As of the end of April, the benchmark three-month aluminum futures on the London Metal Exchange were around $1,930 per ton, up about 15% from the start of the year. Meanwhile, copper futures fell 9% from their recent highs in mid-February to around $5,600. Zinc futures were down 15% to around $2,500.
In the three months after U.S. President Donald Trump was elected, prices of both copper and zinc jumped 20% due to expectations that rising infrastructure investment, a key promise of the president, would boost demand for nonferrous metals. Copper is used in electrical wiring and zinc for plated sheet steel.
However, Trump's policy shift since March has made market watchers skeptical. As expectations have declined, so have nonferrous metal prices.
Unlike other nonferrous metals, aluminum prices remained high because China, which produces more than half of the world's aluminum, had begun to cut output.
In mid-April, a local newspaper reported that three mining projects were suspended in western China's Xinjiang Uighur Autonomous Region for violating regulations pertaining to the production cut.
The suspension of the projects, which were supposed to supply about 2 million tons of the metal, or about 3% of annual global aluminum production, "was seen by market watchers as a sign that China would cut aluminum production," said a representative of a major trading house.
The reports saw aluminum prices on the LME briefly rise 2% from the previous trading day to $1,940 on April 18.
Output cuts
Many smelters in China are operating below capacity and have had to produce more aluminum than needed domestically, exporting excess supply cheaply and driving down international prices.

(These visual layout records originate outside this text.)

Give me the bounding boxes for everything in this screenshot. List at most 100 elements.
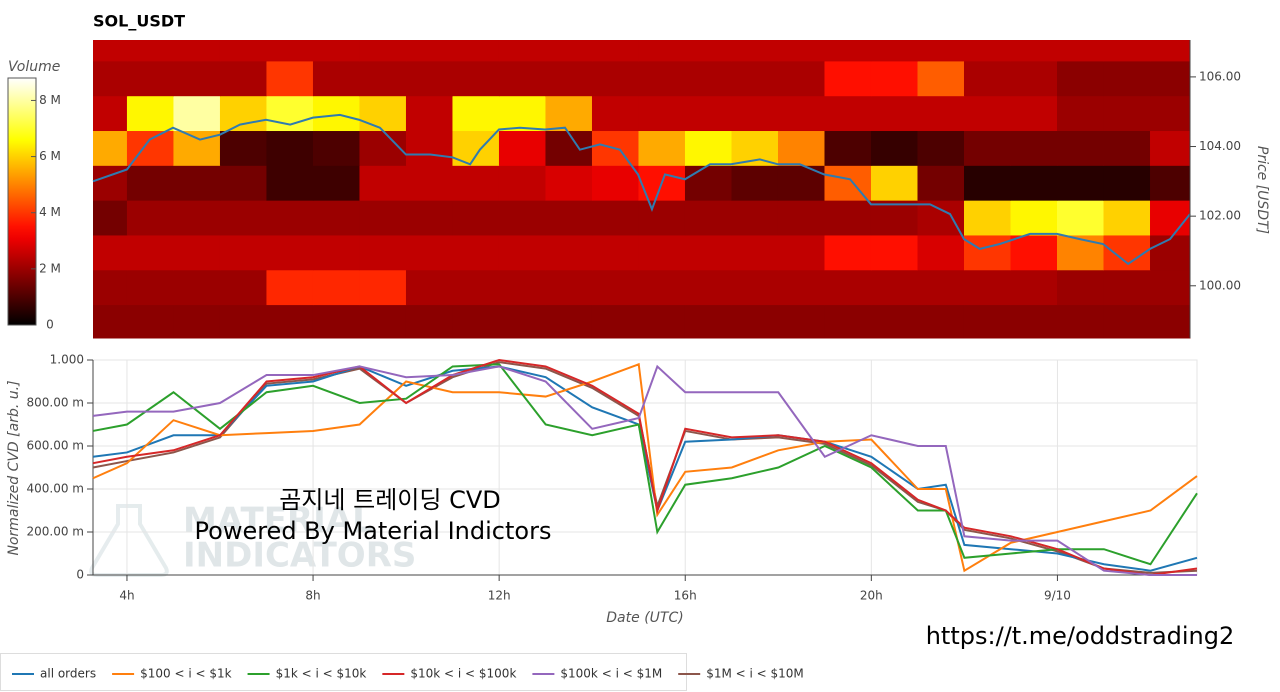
y-tick-label: 1.000 [50,353,84,367]
heatmap-cell [1150,130,1191,166]
heatmap-cell [93,304,128,339]
heatmap-cell [963,200,1011,236]
x-tick-label: 20h [860,589,883,603]
heatmap-cell [824,60,872,97]
heatmap-cell [126,95,174,132]
heatmap-cell [963,60,1011,97]
heatmap-cell [1010,95,1058,132]
watermark: MATERIAL INDICATORS [89,501,416,577]
heatmap-cell [1010,269,1058,306]
heatmap-cell [777,40,825,62]
heatmap-cell [1150,95,1191,132]
heatmap-cell [731,165,779,201]
heatmap-cell [824,130,872,166]
heatmap-cell [219,200,267,236]
heatmap-cell [870,40,918,62]
y2-tick-label: 100.00 [1199,278,1241,292]
y-tick-label: 800.00 m [27,396,85,410]
heatmap-cell [93,95,128,132]
heatmap-cell [405,200,453,236]
heatmap-cell [638,60,686,97]
heatmap-cell [684,200,732,236]
heatmap-cell [824,304,872,339]
heatmap-cell [917,234,965,271]
heatmap-cell [1057,95,1105,132]
heatmap-cell [266,60,314,97]
chart-title: SOL_USDT [93,12,185,31]
heatmap-cell [870,95,918,132]
heatmap-cell [1057,130,1105,166]
heatmap-cell [1150,200,1191,236]
heatmap-cell [266,40,314,62]
heatmap-cell [1010,165,1058,201]
heatmap-cell [963,165,1011,201]
heatmap-cell [1150,40,1191,62]
heatmap-cell [405,234,453,271]
legend-label: $1k < i < $10k [276,667,367,681]
heatmap-cell [312,165,360,201]
heatmap-cell [498,95,546,132]
legend-label: $1M < i < $10M [706,667,804,681]
heatmap-cell [638,200,686,236]
heatmap-cell [1057,165,1105,201]
heatmap-cell [312,40,360,62]
heatmap-cell [963,40,1011,62]
y-tick-label: 200.00 m [27,525,85,539]
heatmap-cell [591,60,639,97]
watermark-text: MATERIAL [183,501,374,541]
heatmap-cell [1103,40,1151,62]
colorbar-tick-label: 0 [46,318,54,332]
legend-label: $100 < i < $1k [140,667,232,681]
heatmap-cell [219,40,267,62]
heatmap-cell [917,200,965,236]
heatmap-cell [359,269,407,306]
heatmap-cell [219,95,267,132]
heatmap-cell [824,269,872,306]
heatmap-cell [266,304,314,339]
price-line [92,113,1191,266]
heatmap-cell [1103,269,1151,306]
heatmap-cell [126,234,174,271]
x-tick-label: 8h [305,589,320,603]
y2-tick-label: 104.00 [1199,139,1241,153]
colorbar-tick-label: 2 M [39,261,61,275]
heatmap-cell [591,95,639,132]
heatmap-cell [359,40,407,62]
heatmap-cell [498,304,546,339]
heatmap-cell [498,269,546,306]
heatmap-cell [731,269,779,306]
heatmap-cell [93,200,128,236]
heatmap-cell [917,269,965,306]
heatmap-cell [917,165,965,201]
heatmap-cell [405,165,453,201]
heatmap-cell [777,60,825,97]
heatmap-cell [452,165,500,201]
heatmap-cell [126,60,174,97]
heatmap-cell [917,40,965,62]
heatmap-cell [545,304,593,339]
heatmap-cell [917,304,965,339]
heatmap-cell [963,130,1011,166]
heatmap-cell [684,304,732,339]
heatmap-cell [312,60,360,97]
heatmap-cell [777,95,825,132]
heatmap-cell [824,200,872,236]
heatmap-cell [777,304,825,339]
heatmap-cell [405,304,453,339]
y2-tick-label: 102.00 [1199,209,1241,223]
heatmap-cell [870,304,918,339]
heatmap-cell [1103,234,1151,271]
heatmap-cell [93,40,128,62]
heatmap-cell [870,234,918,271]
heatmap-cell [545,200,593,236]
heatmap-cell [498,60,546,97]
heatmap-cell [917,130,965,166]
heatmap-cell [963,304,1011,339]
heatmap-cell [126,165,174,201]
heatmap-cell [1057,200,1105,236]
x-tick-label: 4h [119,589,134,603]
heatmap-cell [266,234,314,271]
cvd-line [92,363,1198,566]
heatmap-cell [405,95,453,132]
heatmap-cell [312,304,360,339]
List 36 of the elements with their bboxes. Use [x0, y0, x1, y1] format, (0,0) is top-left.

Aluminum smelting also harms the environment, as it requires huge amounts of electricity, much of which comes from air-polluting thermal power plants. To tackle this more than decade-long problem, the government in January announced a 30% production cut in aluminum for Hebei, Shandong, Henan and Shanxi Provinces by the end of November. Beijing previously hinted at cutting production of aluminum, steel and coal at the National People's Congress held in March.
China's excess aluminum capacity has drawn international criticism. In mid-January, the U.S. Trade Representative under then-U.S. President Obama's administration filed a complaint against China with the World Trade Organization, saying that the country's hefty subsidies for aluminum producers was driving down prices.
Wilbur Ross, U.S. Secretary of Commerce under the Trump administration, has also criticized China's subsidies for aluminum producers, helping make it increasingly difficult for China to maintain aluminum production as before.
Exports of aluminum ingots, alloy and products were down 2% on the year at 1.06 million tons in the January-March period, according to data from China's General Administration of Customs.
British research company Wood Mackenzie reckons that most aluminum smelters can turn a profit at $1,700 per ton. Tatsufumi Okoshi, senior economist at Nomura Securities, predicts some smelters could boost output if prices start to rise.